This is a classic situation in which to use a lexicographic ordering: some arguments to the function are reduced in some recursive calls, and some others are reduced in other recursive calls. Recall that LEX is an infix operator, defined in pairTheory as follows:

   LEX R1 R2 = \(x,y) (p,q). R1 x p \/ ((x=p) /\ R2 y q)

In the second recursive call, the length of rs is reduced, and in the first it stays the same. This motivates having the length of the fourth argument be the first component of the lexicographic combination, and the length of the second argument as the second component.

What we need now is to formalize this. We want to map from the four-tuple of arguments into a lexicographic combination of relations. This is enabled by inv_image from relationTheory:

   inv_image R f = \x y. R (f x) (f y)

The actual relation maps from the four-tuple of arguments into a pair of numbers (m,n), where m is the length of the fourth argument, and n is the length of the second argument. These lengths are then compared lexicographically with respect to less-than (<).

   - Defn.tgoal match0_defn;

   - e (WF_REL_TAC `inv_image ($< LEX $<)
                     (\(w,x,y,z). (LENGTH z, LENGTH x))`);

   OK..
   2 subgoals:
   > val it =
    !rs ss s p.
      (p=s) ==> LENGTH rs < LENGTH rs \/ LENGTH ss < LENGTH (s::ss)


    !ss rs s p.
      ~(p = s) /\ ~NULL rs ==>
      LENGTH (TL rs) < LENGTH rs \/
      (LENGTH (TL rs) = LENGTH rs) /\ LENGTH (TL rs) < LENGTH (s::ss)

The first subgoal needs a case-split on rs before it is proved by rewriting, and the seconds is also easy to prove by rewriting.

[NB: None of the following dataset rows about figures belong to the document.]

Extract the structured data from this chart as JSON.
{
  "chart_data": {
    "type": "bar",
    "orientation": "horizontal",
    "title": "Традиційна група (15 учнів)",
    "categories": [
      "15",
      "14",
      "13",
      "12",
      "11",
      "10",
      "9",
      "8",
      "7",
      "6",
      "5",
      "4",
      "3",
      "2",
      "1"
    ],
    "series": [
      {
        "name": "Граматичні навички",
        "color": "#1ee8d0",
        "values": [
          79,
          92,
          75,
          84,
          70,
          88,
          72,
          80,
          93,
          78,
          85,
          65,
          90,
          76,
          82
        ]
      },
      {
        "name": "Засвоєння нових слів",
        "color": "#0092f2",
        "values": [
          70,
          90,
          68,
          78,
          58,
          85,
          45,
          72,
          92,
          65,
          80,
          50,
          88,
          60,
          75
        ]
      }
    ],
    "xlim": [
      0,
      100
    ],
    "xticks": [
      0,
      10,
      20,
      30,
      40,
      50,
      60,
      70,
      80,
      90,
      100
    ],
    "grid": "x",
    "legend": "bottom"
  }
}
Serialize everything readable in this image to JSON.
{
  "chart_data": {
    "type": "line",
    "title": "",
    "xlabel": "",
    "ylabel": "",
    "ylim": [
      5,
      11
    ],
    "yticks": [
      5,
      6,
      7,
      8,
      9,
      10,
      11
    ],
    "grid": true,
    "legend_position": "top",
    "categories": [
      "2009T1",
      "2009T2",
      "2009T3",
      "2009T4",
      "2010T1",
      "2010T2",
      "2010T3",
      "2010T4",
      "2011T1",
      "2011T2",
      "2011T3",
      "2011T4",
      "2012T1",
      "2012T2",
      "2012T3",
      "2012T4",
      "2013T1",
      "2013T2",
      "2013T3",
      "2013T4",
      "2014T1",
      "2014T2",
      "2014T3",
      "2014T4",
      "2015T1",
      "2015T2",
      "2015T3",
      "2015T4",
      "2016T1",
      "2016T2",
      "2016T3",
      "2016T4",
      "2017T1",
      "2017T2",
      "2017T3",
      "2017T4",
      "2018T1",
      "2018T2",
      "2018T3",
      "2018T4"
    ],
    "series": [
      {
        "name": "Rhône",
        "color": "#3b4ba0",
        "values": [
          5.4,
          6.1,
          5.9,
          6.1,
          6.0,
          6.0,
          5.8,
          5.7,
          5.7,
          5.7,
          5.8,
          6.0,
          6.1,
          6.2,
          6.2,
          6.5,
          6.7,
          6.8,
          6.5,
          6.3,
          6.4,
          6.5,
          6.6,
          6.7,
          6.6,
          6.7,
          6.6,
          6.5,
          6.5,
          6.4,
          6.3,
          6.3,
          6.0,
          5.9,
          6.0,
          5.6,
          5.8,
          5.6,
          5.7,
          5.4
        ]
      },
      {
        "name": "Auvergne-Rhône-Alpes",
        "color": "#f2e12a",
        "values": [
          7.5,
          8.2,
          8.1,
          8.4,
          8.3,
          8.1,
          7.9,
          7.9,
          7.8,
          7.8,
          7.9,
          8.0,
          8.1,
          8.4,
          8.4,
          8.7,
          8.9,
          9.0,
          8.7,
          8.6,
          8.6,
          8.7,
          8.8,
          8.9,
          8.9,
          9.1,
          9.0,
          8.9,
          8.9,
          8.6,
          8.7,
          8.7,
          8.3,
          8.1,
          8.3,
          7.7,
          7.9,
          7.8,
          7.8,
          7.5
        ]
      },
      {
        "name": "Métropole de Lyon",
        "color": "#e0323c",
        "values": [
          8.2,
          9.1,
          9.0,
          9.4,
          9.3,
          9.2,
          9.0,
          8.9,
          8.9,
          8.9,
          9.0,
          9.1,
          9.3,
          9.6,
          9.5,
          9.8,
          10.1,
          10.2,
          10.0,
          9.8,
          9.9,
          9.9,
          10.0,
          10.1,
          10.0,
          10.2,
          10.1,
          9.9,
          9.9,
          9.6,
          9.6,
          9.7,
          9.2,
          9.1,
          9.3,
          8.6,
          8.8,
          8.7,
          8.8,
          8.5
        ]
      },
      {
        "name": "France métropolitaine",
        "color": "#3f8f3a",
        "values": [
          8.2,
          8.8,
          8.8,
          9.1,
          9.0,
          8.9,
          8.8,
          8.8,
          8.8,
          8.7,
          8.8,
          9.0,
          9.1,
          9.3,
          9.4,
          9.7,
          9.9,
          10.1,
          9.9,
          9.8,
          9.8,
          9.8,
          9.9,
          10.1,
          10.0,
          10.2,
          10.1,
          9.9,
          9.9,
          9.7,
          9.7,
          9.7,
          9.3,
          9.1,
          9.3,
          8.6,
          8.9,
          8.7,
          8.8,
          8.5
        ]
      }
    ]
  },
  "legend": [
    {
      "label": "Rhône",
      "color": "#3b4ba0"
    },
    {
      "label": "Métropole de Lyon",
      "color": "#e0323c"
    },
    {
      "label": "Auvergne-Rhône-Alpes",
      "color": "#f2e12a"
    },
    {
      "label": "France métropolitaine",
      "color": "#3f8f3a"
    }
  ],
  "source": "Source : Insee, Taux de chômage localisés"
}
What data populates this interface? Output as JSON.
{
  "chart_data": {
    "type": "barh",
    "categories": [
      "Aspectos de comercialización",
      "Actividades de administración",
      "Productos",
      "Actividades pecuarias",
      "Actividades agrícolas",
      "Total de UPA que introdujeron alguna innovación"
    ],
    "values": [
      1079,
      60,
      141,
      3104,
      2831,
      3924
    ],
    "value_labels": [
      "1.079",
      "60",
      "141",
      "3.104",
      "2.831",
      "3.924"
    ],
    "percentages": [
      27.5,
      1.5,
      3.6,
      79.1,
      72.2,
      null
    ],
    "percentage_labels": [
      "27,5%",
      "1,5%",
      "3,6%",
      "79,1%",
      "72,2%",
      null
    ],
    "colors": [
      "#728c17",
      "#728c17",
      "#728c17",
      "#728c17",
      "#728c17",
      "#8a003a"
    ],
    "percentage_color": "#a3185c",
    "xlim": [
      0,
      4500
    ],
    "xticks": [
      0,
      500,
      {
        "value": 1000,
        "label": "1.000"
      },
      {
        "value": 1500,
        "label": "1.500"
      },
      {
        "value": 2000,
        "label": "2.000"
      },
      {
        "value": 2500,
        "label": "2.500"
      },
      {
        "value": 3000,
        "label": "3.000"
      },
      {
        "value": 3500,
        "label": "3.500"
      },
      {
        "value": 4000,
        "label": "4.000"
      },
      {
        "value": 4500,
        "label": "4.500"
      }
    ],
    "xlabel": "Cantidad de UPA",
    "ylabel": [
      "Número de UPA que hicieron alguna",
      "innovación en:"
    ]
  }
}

As a final example, one occasionally needs to recurse over non-concrete data, such as finite sets or multisets. We can define a ‘fold‘ function (of questionable utility) for finite sets as follows:

   load "pred_setTheory"; open pred_setTheory;

   val FOLD_SET_defn =
     Defn.Hol_defn "FOLD_SET"
     `FOLD_SET (s:'a->bool) (b:'b) =
        if FINITE s then
           if s={} then b
           else FOLD_SET (REST s) (f (CHOICE s) b)
        else ARB`;

Typically, such functions terminate because the cardinality of the set (or multiset) is reduced in the recursive call, and this is another application of measure:

   val (FOLD_SET_0, FOLD_SET_IND) =
    Defn.tprove (FOLD_SET_defn,
      WF_REL_TAC `measure (CARD o FST)`
       THEN PROVE_TAC [CARD_PSUBSET, REST_PSUBSET]);

The desired recursion equation

   |- FINITE s ==> (FOLD_SET f s b =
                      if s = {} then b
                      else FOLD_SET f (REST s) (f (CHOICE s) b))

is easy to obtain from FOLD_SET_0.